Imaginationstherapien, klassische oder auch komplementäre Verfahren wie Akupunktur, Hypnose oder Biofeedback: Alle Therapieformen brauchen Zeit. Das Gehirn, sagt Koller, dürfe man nicht überfordern. Beginne man zu früh mit Imaginationstherapien, können Schwindelanfälle oder gar eine Verstärkung der Schmerzen auftreten. Mit der richtigen Vorbereitung und etwas Geduld aber ist die Erfolgsquote hoch. Vor allem bei der Spiegeltherapie: «Jeder Patient, der konzentriert an sich arbeitet, spürt einen Effekt», sagt Koller.

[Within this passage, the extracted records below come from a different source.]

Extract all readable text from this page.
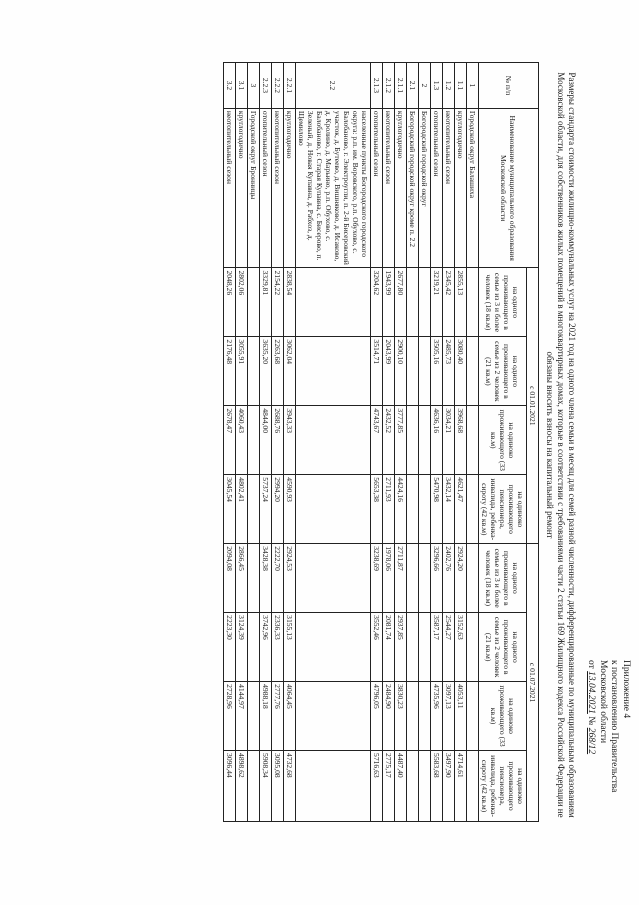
Приложение 4
к постановлению Правительства
Московской области
от 13.04.2021 № 268/12
Размеры стандарта стоимости жилищно-коммунальных услуг на 2021 год на одного члена семьи в месяц для семей разной численности, дифференцированные по муниципальным образованиям Московской области, для собственников жилых помещений в многоквартирных домах, которые в соответствии с требованиями части 2 статьи 169 Жилищного кодекса Российской Федерации не обязаны вносить взносы на капитальный ремонт
№ п/п	Наименование муниципального образования Московской области	с 01.01.2021				с 01.07.2021			
		на одного проживающего в семье из 3 и более человек (18 кв.м)	на одного проживающего в семье из 2 человек (21 кв.м)	на одиноко проживающего (33 кв.м)	на одиноко проживающего пенсионера, инвалида, ребенка-сироту (42 кв.м)	на одного проживающего в семье из 3 и более человек (18 кв.м)	на одного проживающего в семье из 2 человек (21 кв.м)	на одиноко проживающего (33 кв.м)	на одиноко проживающего пенсионера, инвалида, ребенка-сироту (42 кв.м)
1	Городской округ Балашиха								
1.1	круглогодично	2855,13	3080,40	3968,68	4621,47	2924,20	3152,63	4053,11	4714,61
1.2	неотопительный сезон	2345,42	2485,73	3034,21	3432,14	2402,76	2544,27	3097,13	3497,90
1.3	отопительный сезон	3219,21	3505,16	4636,16	5470,98	3296,66	3587,17	4735,96	5583,68
2	Богородский городской округ								
2.1	Богородский городской округ кроме п. 2.2								
2.1.1	круглогодично	2677,80	2900,10	3777,85	4424,16	2711,87	2937,85	3830,23	4487,40
2.1.2	неотопительный сезон	1943,99	2043,99	2432,52	2711,93	1978,06	2081,74	2484,90	2775,17
2.1.3	отопительный сезон	3204,62	3514,71	4743,67	5653,38	3238,69	3552,46	4796,05	5716,63
2.2	населенные пункты Богородского городского округа: р.п. им. Воровского, р.п. Обухово, с. Балобаново, г. Электроугли, п. 2-й Бисеровский участок, д. Бутеево, д. Вишняково, д. Исаково, д. Кролино, д. Марьино, р.п. Обухово, с. Балобаново, г. Старая Купавна, с. Бисерово, п. Зеленый, д. Новая Купавна, д. Рабхоз, д. Щемилово								
2.2.1	круглогодично	2838,54	3062,04	3943,33	4590,93	2924,53	3155,13	4064,45	4732,68
2.2.2	неотопительный сезон	2154,22	2263,68	2688,76	2994,20	2222,70	2336,33	2777,76	3095,08
2.2.3	отопительный сезон	3329,81	3635,20	4844,00	5737,24	3428,38	3742,96	4988,18	5908,34
3	Городской округ Бронницы								
3.1	круглогодично	2802,06	3055,91	4060,43	4802,41	2866,45	3124,39	4144,97	4898,62
3.2	неотопительный сезон	2048,26	2176,48	2678,47	3045,54	2094,08	2223,30	2728,96	3096,44
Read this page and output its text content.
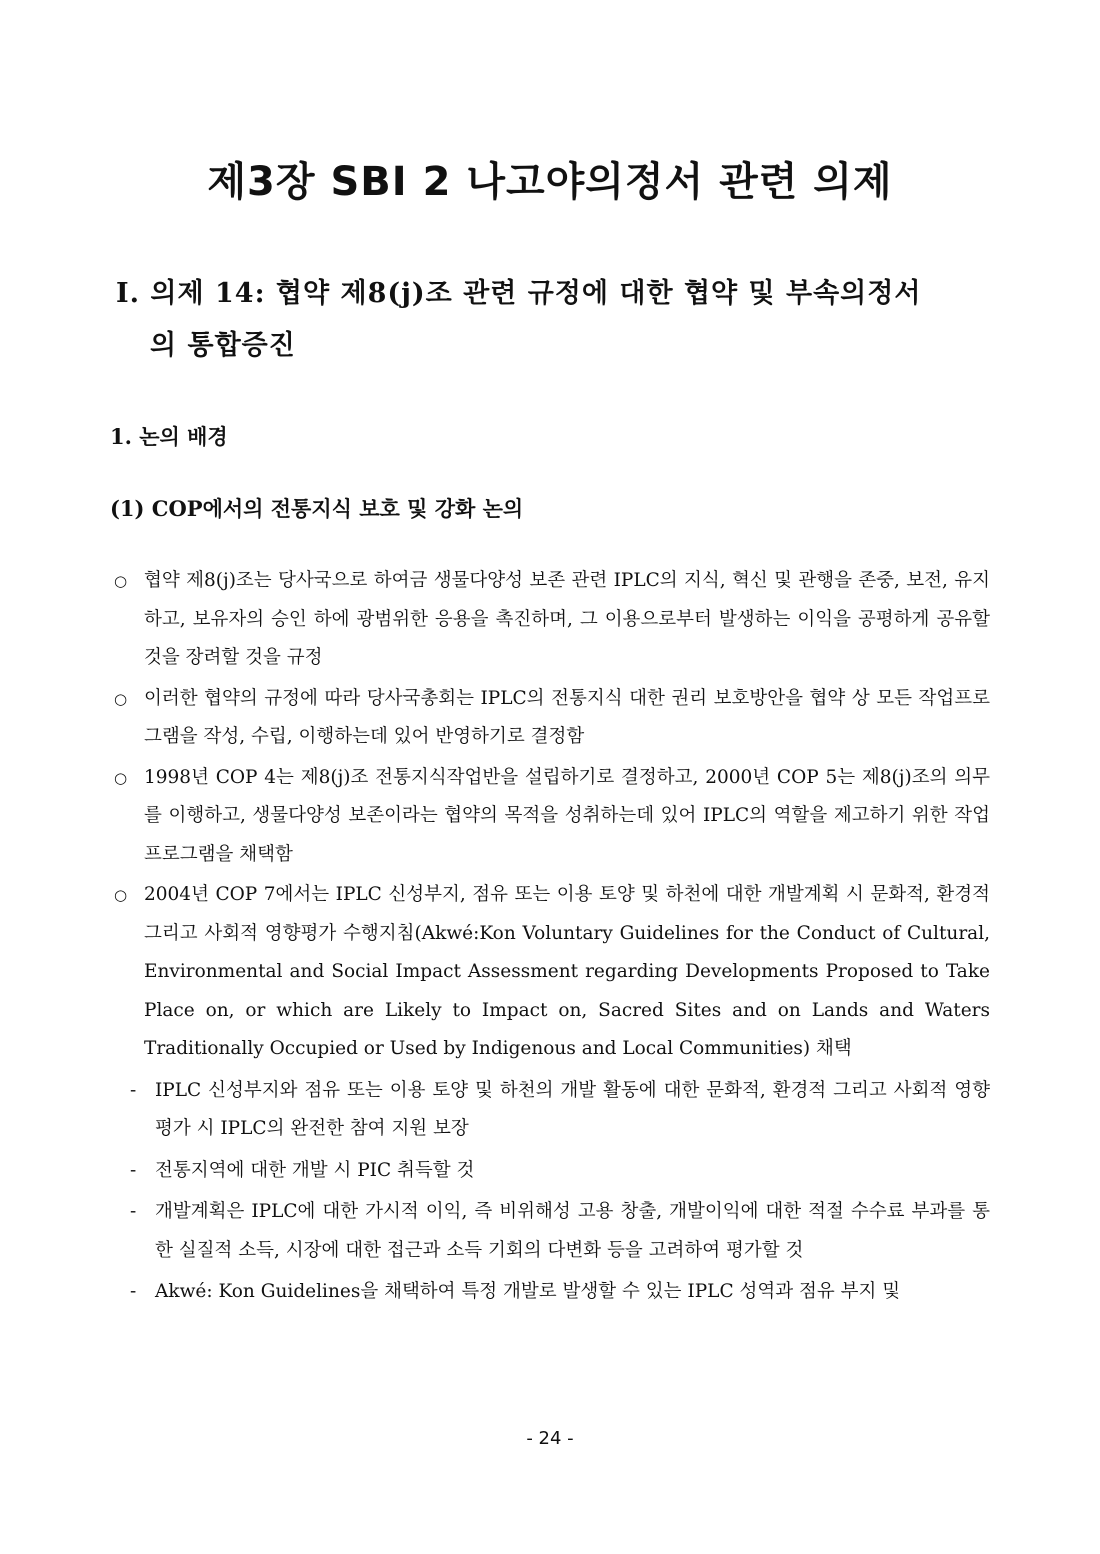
제3장 SBI 2 나고야의정서 관련 의제
I. 의제 14: 협약 제8(j)조 관련 규정에 대한 협약 및 부속의정서
의 통합증진
1. 논의 배경
(1) COP에서의 전통지식 보호 및 강화 논의

○ 협약 제8(j)조는 당사국으로 하여금 생물다양성 보존 관련 IPLC의 지식, 혁신 및 관행을 존중, 보전, 유지하고, 보유자의 승인 하에 광범위한 응용을 촉진하며, 그 이용으로부터 발생하는 이익을 공평하게 공유할 것을 장려할 것을 규정

○ 이러한 협약의 규정에 따라 당사국총회는 IPLC의 전통지식 대한 권리 보호방안을 협약 상 모든 작업프로그램을 작성, 수립, 이행하는데 있어 반영하기로 결정함

○ 1998년 COP 4는 제8(j)조 전통지식작업반을 설립하기로 결정하고, 2000년 COP 5는 제8(j)조의 의무를 이행하고, 생물다양성 보존이라는 협약의 목적을 성취하는데 있어 IPLC의 역할을 제고하기 위한 작업프로그램을 채택함

○ 2004년 COP 7에서는 IPLC 신성부지, 점유 또는 이용 토양 및 하천에 대한 개발계획 시 문화적, 환경적 그리고 사회적 영향평가 수행지침(Akwé:Kon Voluntary Guidelines for the Conduct of Cultural, Environmental and Social Impact Assessment regarding Developments Proposed to Take Place on, or which are Likely to Impact on, Sacred Sites and on Lands and Waters Traditionally Occupied or Used by Indigenous and Local Communities) 채택

- IPLC 신성부지와 점유 또는 이용 토양 및 하천의 개발 활동에 대한 문화적, 환경적 그리고 사회적 영향평가 시 IPLC의 완전한 참여 지원 보장

- 전통지역에 대한 개발 시 PIC 취득할 것

- 개발계획은 IPLC에 대한 가시적 이익, 즉 비위해성 고용 창출, 개발이익에 대한 적절 수수료 부과를 통한 실질적 소득, 시장에 대한 접근과 소득 기회의 다변화 등을 고려하여 평가할 것

- Akwé: Kon Guidelines을 채택하여 특정 개발로 발생할 수 있는 IPLC 성역과 점유 부지 및

- 24 -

Neben den verschiedenen Therapieformen sei es aber vor allem wichtig, dass die PatientInnen mit amputierten Gliedern ihre Stümpfe möglichst rasch benutzen können. Auch das hilft, die Landkarte im Gehirn neu zu ordnen. Darum gilt: Wer seinen Stumpf einsetzt, leidet weniger oft an Phantomschmerzen. «Je mehr sich der Patient mit seiner Prothese verschmolzen fühlt, desto weniger leidet er an Phantomschmerzen», heisst es in der grössten europäischen Studie zum Thema.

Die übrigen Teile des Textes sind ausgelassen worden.